O Congresso Nacional recebeu, nesta terça-feira (1º), um caderno com mais de 400 propostas voltadas à construção de uma educação antirracista no Brasil. O documento é resultado de uma consulta pública conduzida entre maio e junho deste ano, que ouviu movimentos negros, indígenas, quilombolas, educadores e conselhos sociais no contexto da formulação do novo Plano Nacional de Educação (PNE) 2024-2034.
A proposta mais recorrente na consulta foi a necessidade de formação de professores com foco antirracista.
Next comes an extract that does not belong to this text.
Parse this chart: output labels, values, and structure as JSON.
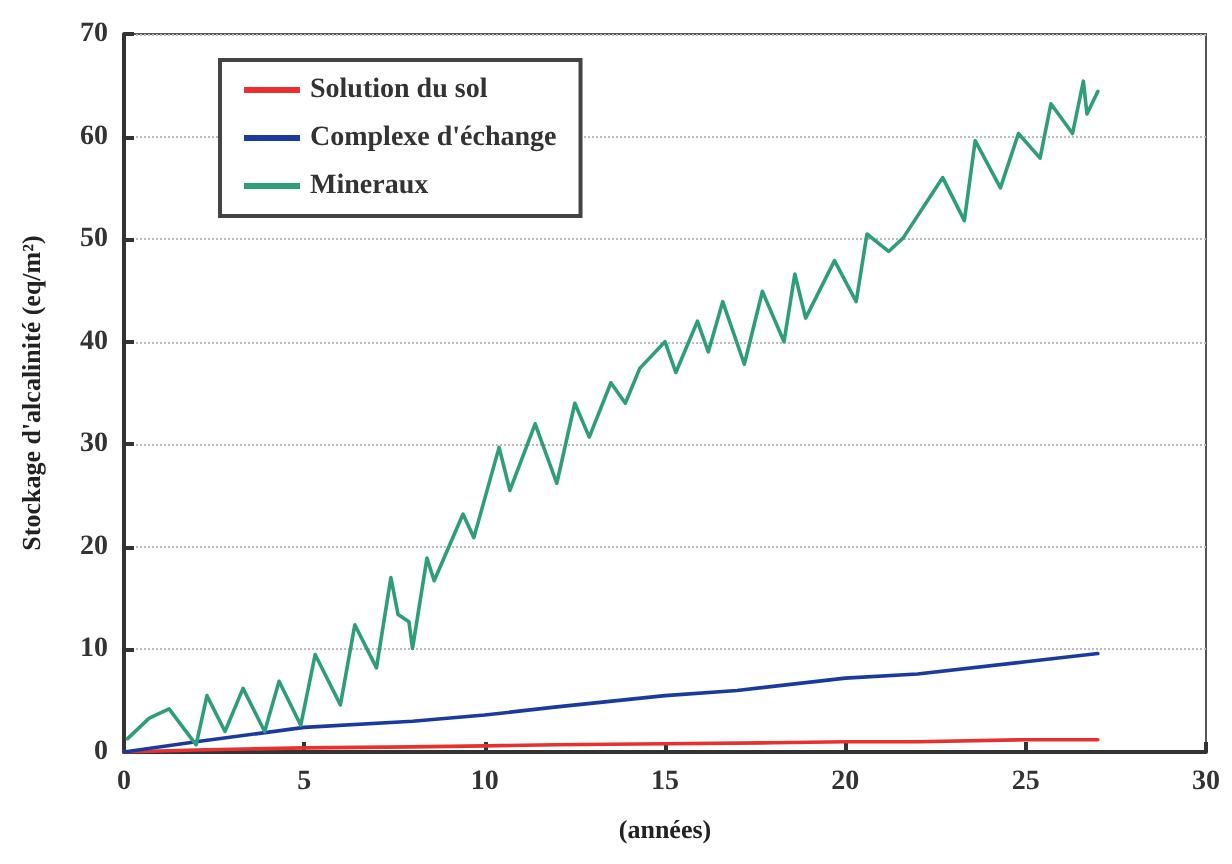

A Frente Parlamentar Mista Antirracismo do Congresso foi responsável pela elaboração e entrega do documento, que traz diretrizes que buscam enfrentar o racismo estrutural como um obstáculo à qualidade do ensino e à permanência de estudantes em instituições educacionais.
Durante o seminário de entrega do caderno, a deputada Carol Dartora (PT-PR), vice-coordenadora da frente, destacou que pensar em educação no Brasil sem considerar o combate ao racismo é inviabilizar o direito constitucional a uma educação de qualidade. Ela ressaltou a vulnerabilidade das escolas localizadas em comunidades negras, periféricas e quilombolas, que enfrentam carência de recursos didáticos, formação docente inadequada e desrespeito às culturas afro-brasileiras e indígenas.
O novo PNE, que tramita desde maio no Congresso, conta com 18 metas educacionais para os próximos dez anos. A deputada Tabata Amaral (PSB-SP), presidente da comissão especial que analisa o plano e integrante da frente antirracista, será responsável por propor alterações no texto original. A votação está prevista para o início do segundo semestre.
Para Thales Vieira, diretor do Observatório da Branquitude e um dos colaboradores do caderno, as propostas priorizam a correção de desigualdades históricas, herdadas do período escravocrata. Ele defende que contribuir com o PNE é uma forma de beneficiar diretamente estudantes e escolas que sofrem as consequências da ausência de equidade racial.
A educadora Iraneide Silva, da Associação Brasileira de Pesquisadores Negros, lembrou no evento que a história da educação de pessoas negras no Brasil sempre esteve marcada por exclusão e resistência. Segundo ela, a educação é um instrumento central na busca por igualdade. Já Afonso Gomes, do Coletivo Nacional da Juventude Negra da UNE, enfatizou a importância de políticas que assegurem a permanência dos jovens negros nas escolas e universidades, para evitar o abandono motivado por experiências de racismo.
Além da formação permanente de professores, o caderno defende a efetiva aplicação das leis 10.639/2003 e 11.645/2008, que tornaram obrigatórios os conteúdos sobre cultura e história afro-brasileiras, indígenas e africanas. Também são propostas ações que reconheçam a trajetória dos estudantes, com foco não apenas no acesso, mas também na permanência, especialmente em escolas quilombolas e com a inclusão de materiais didáticos com visões de mundo indígenas.
As propostas destacam que a educação antirracista deve estar na base da formação escolar, indo além de uma abordagem técnica. O documento sugere práticas pedagógicas que dialoguem com o território e as culturas locais, como a arte-educação, a pedagogia de terreiro e a valorização da cultura hip hop. Para viabilizar essas mudanças, é sugerida a atualização dos cursos de licenciatura e pedagogia, criação de polos regionais de formação contínua e a integração entre universidades, movimentos sociais, comunidades e famílias.
Entre as propostas também está a ampliação da Educação para as Relações Étnico-Raciais (ERER), por meio de jogos, livros infantis, exposições e visitas virtuais a terreiros, com foco no enfrentamento ao racismo religioso. A melhoria da educação quilombola é tratada como prioridade urgente, bem como a criação de indicadores étnico-raciais para monitorar desigualdades e registrar dados de alunos com o quesito raça/cor.
Para Tabata Amaral, adotar uma perspectiva antirracista como eixo do novo PNE é fundamental para assegurar um projeto educacional mais justo e inclusivo. Em sua visão, cada criança negra, indígena ou quilombola deve ter direito não apenas a uma vaga na escola, mas a um ensino que valorize sua história, identidade e perspectiva de futuro.